The results of behavioral studies, in contrast, are more consistent with engagement of the semantic cognition system, as these have revealed that the frequency and ways in which mathematical problems are presented strongly influence students’ either implicit (e.g., expressed through gesture) or explicit (e.g., verbally stated) understanding (correct or not) of mathematical concepts (McNeil et al., 2006; Siegler, 2024). These findings are in keeping with the statistical learning property of the system and speak to a core issue in the math wars; whether learning should focus on concepts and discovery learning or involve solving lots of problems (sometimes referred to as drill and kill). Although the interrelation between procedural skills and concept learning has been recognized for some time (Rittle-Johnson et al., 2001), the statistical learning approach adds to this: Generalizable concept learning requires repeated and varied exposure to problems that are exemplars of the same and similar mathematical concepts (to set boundary conditions). Students can certainly memorize verbal definitions of concepts, but this is not the same as a deep conceptual understanding of them. If the controlled semantic cognition system is engaged during mathematics learning, then conceptual understanding should be expressible verbally, visually, and through gesture; this seems to be the case (Alibali & Goldin-Meadow, 1993).

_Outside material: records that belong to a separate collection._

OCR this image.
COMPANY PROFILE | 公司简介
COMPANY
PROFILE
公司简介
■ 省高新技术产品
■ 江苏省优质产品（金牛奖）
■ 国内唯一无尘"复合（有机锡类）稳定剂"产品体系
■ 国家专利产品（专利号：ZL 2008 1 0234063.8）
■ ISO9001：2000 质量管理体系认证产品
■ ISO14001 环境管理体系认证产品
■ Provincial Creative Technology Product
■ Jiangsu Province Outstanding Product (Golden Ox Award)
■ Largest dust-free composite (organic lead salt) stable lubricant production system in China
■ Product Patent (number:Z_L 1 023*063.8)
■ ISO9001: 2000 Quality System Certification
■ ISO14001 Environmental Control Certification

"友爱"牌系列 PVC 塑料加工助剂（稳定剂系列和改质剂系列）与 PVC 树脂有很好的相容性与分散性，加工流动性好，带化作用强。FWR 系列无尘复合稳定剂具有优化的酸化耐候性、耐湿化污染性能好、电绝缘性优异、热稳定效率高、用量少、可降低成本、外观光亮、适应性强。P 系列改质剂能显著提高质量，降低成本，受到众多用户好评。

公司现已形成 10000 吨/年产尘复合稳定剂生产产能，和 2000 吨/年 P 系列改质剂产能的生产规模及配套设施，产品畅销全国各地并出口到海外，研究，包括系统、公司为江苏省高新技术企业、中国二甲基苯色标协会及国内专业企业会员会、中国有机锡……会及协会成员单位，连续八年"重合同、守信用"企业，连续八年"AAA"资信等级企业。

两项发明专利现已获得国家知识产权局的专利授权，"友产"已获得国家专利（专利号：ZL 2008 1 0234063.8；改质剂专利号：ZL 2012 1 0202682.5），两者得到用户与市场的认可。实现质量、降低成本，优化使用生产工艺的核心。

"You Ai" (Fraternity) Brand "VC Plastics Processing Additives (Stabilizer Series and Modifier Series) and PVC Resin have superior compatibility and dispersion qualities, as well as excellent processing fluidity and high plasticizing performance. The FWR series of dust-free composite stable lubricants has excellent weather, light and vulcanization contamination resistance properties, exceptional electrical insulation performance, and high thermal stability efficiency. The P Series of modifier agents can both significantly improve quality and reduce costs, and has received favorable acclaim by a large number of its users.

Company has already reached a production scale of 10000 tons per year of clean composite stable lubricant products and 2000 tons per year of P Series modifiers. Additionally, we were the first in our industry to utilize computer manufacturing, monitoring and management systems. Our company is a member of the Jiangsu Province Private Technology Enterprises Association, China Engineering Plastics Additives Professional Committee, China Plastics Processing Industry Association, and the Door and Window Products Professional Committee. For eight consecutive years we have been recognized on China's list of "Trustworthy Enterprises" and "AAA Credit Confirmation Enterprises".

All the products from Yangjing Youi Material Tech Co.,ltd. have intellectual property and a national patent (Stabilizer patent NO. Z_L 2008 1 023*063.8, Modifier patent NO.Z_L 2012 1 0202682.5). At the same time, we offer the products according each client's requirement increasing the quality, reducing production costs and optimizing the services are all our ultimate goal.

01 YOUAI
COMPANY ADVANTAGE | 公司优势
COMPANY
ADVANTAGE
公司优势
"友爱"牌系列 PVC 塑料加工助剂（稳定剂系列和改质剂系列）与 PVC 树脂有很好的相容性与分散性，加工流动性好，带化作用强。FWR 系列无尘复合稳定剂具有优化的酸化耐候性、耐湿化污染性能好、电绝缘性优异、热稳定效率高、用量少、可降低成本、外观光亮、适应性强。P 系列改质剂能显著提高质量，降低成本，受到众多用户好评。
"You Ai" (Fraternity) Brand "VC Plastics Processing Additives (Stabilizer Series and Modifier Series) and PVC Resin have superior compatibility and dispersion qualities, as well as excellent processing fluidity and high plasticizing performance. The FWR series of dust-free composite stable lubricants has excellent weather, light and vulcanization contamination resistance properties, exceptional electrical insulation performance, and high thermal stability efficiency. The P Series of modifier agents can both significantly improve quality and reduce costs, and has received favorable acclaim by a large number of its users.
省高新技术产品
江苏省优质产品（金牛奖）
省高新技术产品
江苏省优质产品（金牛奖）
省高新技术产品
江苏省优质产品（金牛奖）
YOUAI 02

The evolutionary framing is also important because abstract mathematical concepts, such as equality or variables, are evolutionarily novel. Thus, there are not built in perceptual, cognitive, or motivational biases to ensure that students seek out and engage in the range of experiences needed to acquire these concepts through statistical learning (Geary, 2024). Unguided discovery learning will almost certainly result in a biased and incomplete sampling of the types of problems and contexts needed to fully develop mathematical concepts. Exposure to these appropriate problems and contexts must come from instructional materials (e.g., classroom experiences, textbooks) and related experiences outside of formal materials (e.g., at home, with tutors). As reviewed by Siegler (2024), the current patterns of problem exposure typically are not sufficient to ensure a full conceptual understanding of the associated concept, such as equality (McNeil et al., 2006) and often results in an inaccurate or incomplete (i.e., not fully generalizable) understanding. Finally, the hub-and-spoke organization of the controlled semantic cognition system suggests that assessments of students’ conceptual understandings should be multi-modal, with the goal of achieving converging mathematically correct expressions of the concept across these modalities.